About this Research Topic
National ice and weather services are considered the authoritative source to provide routine information in order for the public to make informed decisions for safety, life and property and we operate under the same guidelines and align with common WMO standards. This facilitates critical information exchanges between different national services and agencies and ensures forecasters comply with similar operating specifications/competencies, when providing vital information for communities. National ice services will need to expand their portfolios to include additional sea-ice parameters in routine ice charts and offer more short-to-midterm sea-ice forecasts that are developed at spatial resolutions necessary for safe navigation through ice-encumbered areas. This effort and data assimilation will require the implementation of intelligent automation techniques that have not been demonstrated by the current suite of products available at data centers. This special issue will aim to accomplish the following goals with 1) the dissemination of how individual ice services operate and their mandates, 2) communicate relevant research that will be required to support maritime activities in the future and 3) mitigate confusion between data and operational centers to present clear examples of potentially useful research that is being done with the complimentary submissions of research papers that are expected to be included in this journal.
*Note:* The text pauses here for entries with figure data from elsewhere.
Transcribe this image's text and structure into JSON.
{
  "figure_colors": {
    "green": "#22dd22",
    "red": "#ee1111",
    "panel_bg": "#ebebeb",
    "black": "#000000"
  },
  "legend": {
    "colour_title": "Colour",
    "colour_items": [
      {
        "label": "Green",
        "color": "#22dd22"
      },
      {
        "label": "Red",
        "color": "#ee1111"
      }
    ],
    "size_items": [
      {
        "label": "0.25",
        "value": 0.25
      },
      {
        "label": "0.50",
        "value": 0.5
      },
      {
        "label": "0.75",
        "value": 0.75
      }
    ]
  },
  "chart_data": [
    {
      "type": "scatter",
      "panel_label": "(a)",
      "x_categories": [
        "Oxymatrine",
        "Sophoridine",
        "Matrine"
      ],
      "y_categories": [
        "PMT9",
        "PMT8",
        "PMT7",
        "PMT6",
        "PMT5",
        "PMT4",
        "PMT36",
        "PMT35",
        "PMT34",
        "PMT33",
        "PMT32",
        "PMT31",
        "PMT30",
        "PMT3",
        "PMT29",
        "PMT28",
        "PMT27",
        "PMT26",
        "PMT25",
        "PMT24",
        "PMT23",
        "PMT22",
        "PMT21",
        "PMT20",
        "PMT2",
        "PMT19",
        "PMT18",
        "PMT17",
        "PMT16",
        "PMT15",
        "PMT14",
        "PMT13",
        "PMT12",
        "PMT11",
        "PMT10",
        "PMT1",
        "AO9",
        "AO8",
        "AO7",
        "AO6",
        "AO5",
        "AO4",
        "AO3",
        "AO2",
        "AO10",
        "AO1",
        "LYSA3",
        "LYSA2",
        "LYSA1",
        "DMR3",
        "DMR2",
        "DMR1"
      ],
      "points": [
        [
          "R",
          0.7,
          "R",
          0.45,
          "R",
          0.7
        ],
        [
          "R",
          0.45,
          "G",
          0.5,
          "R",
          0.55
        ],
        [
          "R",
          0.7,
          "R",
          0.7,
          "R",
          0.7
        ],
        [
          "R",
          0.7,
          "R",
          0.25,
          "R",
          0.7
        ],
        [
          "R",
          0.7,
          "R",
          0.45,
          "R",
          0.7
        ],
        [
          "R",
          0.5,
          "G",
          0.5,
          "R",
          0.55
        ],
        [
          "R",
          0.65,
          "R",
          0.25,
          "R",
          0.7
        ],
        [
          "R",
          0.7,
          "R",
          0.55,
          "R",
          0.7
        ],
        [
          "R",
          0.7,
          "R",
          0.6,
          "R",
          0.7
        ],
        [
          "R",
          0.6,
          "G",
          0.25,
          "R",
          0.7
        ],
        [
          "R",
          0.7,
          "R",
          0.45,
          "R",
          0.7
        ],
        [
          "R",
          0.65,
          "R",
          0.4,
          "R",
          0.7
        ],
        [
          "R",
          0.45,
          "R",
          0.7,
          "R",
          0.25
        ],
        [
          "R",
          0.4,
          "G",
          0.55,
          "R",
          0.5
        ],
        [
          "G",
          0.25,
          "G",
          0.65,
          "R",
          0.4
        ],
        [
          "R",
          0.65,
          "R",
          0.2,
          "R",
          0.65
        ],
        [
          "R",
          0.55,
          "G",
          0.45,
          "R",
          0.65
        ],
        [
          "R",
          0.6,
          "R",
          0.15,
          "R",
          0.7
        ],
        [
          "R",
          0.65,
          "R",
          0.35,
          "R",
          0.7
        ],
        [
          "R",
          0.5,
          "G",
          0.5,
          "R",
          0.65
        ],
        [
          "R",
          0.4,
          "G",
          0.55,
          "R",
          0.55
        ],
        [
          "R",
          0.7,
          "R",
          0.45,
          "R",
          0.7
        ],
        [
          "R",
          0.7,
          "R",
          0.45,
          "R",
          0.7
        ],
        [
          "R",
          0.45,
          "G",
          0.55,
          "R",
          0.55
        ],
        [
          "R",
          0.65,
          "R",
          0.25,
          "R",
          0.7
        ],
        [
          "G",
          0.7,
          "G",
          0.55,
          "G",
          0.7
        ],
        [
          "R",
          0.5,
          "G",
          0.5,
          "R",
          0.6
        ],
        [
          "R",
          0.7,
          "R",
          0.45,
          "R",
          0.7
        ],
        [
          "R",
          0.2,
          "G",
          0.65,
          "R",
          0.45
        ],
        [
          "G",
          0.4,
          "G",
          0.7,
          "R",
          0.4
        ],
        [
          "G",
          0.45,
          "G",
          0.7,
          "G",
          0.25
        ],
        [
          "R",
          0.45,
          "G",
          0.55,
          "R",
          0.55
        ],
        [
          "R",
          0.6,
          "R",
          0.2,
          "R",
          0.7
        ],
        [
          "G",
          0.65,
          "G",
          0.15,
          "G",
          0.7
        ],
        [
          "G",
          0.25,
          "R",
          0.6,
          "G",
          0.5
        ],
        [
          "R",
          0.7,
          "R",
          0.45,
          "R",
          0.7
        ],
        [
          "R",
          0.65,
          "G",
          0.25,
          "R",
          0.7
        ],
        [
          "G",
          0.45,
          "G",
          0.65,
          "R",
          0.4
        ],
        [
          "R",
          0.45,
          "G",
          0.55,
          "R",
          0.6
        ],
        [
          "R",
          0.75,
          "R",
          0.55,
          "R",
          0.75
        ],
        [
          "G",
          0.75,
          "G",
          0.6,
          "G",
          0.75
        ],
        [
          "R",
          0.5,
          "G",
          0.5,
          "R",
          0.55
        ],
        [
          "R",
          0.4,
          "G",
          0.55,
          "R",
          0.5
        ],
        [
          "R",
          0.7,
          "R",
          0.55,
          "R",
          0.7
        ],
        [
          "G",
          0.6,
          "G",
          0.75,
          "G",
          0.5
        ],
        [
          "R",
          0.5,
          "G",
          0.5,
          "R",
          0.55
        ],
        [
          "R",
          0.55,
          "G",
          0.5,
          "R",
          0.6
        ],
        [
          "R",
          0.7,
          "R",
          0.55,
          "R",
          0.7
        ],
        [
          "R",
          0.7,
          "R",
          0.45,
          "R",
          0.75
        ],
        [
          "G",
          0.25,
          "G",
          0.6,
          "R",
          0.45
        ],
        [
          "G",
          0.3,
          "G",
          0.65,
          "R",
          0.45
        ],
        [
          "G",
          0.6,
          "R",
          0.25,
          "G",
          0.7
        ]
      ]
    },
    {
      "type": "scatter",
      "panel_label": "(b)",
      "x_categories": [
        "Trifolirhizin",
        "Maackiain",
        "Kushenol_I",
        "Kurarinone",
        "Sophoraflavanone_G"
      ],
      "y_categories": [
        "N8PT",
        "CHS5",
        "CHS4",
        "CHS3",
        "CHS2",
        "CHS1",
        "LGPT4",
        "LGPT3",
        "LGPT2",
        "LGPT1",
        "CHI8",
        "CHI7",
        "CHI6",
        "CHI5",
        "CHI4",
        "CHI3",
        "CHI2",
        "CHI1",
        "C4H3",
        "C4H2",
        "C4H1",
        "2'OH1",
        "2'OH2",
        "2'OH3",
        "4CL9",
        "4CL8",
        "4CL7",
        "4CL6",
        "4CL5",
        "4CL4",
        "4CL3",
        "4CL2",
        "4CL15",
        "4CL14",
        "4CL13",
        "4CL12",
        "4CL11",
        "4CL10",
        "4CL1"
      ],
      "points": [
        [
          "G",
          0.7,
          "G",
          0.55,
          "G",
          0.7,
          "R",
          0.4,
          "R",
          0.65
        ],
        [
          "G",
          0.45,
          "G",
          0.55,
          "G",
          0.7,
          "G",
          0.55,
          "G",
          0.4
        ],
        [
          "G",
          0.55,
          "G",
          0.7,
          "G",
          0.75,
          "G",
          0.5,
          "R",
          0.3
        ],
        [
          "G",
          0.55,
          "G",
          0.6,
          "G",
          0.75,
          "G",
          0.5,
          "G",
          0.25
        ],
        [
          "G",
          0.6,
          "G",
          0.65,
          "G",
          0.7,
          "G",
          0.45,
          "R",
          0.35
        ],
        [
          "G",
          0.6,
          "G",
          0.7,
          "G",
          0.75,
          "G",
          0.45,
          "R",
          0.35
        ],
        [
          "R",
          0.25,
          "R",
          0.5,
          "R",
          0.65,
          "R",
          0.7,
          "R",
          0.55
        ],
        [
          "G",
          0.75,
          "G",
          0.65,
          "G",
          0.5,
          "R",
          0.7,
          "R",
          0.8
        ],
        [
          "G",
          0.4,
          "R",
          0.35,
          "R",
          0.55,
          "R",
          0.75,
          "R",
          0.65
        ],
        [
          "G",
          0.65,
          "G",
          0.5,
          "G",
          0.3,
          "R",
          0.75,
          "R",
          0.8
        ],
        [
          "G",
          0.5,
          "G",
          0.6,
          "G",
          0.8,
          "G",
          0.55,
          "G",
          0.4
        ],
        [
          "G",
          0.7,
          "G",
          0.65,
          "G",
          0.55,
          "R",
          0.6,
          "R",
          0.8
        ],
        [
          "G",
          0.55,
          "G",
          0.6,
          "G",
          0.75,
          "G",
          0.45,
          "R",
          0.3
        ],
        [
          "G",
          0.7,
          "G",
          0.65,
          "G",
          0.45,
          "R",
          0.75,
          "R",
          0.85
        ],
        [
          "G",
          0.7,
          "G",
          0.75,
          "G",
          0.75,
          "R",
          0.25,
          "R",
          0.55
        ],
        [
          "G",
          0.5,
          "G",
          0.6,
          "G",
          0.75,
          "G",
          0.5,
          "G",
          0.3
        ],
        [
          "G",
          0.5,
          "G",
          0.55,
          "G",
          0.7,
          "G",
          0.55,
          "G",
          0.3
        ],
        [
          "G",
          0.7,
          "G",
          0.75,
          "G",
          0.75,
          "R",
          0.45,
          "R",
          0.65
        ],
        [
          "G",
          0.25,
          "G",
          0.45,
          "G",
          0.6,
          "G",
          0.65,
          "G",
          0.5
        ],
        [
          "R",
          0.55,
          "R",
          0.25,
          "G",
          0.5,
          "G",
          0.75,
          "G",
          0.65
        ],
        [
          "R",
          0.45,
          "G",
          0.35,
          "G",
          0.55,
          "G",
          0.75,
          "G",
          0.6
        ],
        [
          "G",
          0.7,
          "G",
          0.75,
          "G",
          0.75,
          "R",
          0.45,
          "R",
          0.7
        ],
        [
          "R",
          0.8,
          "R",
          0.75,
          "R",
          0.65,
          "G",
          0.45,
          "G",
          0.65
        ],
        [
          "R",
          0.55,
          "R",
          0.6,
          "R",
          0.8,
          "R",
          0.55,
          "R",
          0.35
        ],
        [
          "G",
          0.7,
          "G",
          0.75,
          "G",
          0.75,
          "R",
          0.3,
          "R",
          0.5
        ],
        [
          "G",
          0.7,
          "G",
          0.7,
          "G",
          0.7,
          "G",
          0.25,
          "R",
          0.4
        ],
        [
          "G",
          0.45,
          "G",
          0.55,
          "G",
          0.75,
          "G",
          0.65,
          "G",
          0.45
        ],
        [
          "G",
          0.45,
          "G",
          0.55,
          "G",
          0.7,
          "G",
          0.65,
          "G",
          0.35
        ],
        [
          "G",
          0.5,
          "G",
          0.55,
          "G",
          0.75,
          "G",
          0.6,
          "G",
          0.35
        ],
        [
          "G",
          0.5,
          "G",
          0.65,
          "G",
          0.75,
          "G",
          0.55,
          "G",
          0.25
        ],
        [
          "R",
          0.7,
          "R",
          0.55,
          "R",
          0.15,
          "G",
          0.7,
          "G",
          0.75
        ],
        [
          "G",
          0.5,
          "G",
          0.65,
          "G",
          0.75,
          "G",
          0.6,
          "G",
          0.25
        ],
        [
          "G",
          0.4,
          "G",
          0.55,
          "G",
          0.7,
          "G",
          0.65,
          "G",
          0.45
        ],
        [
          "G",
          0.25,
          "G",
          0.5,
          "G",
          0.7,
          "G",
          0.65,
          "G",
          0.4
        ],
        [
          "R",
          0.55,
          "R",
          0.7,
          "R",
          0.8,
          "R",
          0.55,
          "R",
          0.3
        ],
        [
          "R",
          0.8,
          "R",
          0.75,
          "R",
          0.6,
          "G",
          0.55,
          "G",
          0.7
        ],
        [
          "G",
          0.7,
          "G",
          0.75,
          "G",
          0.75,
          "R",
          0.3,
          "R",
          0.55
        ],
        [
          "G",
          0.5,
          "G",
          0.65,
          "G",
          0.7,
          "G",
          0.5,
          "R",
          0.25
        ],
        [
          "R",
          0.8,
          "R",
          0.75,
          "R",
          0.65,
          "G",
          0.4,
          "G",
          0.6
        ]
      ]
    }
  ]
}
This Research Topic welcomes submissions on:
1. Individual operational ice service mandates (past, present and future), descriptions of individual routine products including ice charts, forecast and climatology products, and validation metrics.
2. Automatic sea ice classification using multi-frequency SAR band synergies
3. Automated ice mapping supervised and unsupervised classification for navigational support
4. Results of classifications and mapping capabilities from potential of new sensors (pe.g. CP from RCM, combination of different sensors
5. Sea Ice short-term and long-term ice forecasting to support maritime activities
6. Long-term trends from relevant ice chart archives and applicability for validation and climatology
7. Evaluation and assessment of uncertainties in sea ice mapping techniques for climate, sea ice forecasting and operational support for navigational safety
8. Sea Ice Prediction Network (SIPN)-South review of previous Antarctic sea-ice forecasting experiments
9. Sea-ice modeling/data assimilation for regional and global sea ice forecasting
10. Ice edge prediction system including operational deployment (calibration, validation, and operational usage)
11. Climatology of regional and hemispheric sea ice based on ice charting: past and present extremes
12. Assessment of navigability of East Antarctic coastal sites for non-icebreakers
Keywords: Sea Ice, Navigational Safety, Operational Ice Monitoring, Automated Sea Ice Classification, Arctic and Antarctic
Important Note: All contributions to this Research Topic must be within the scope of the section and journal to which they are submitted, as defined in their mission statements. Frontiers reserves the right to guide an out-of-scope manuscript to a more suitable section or journal at any stage of peer review.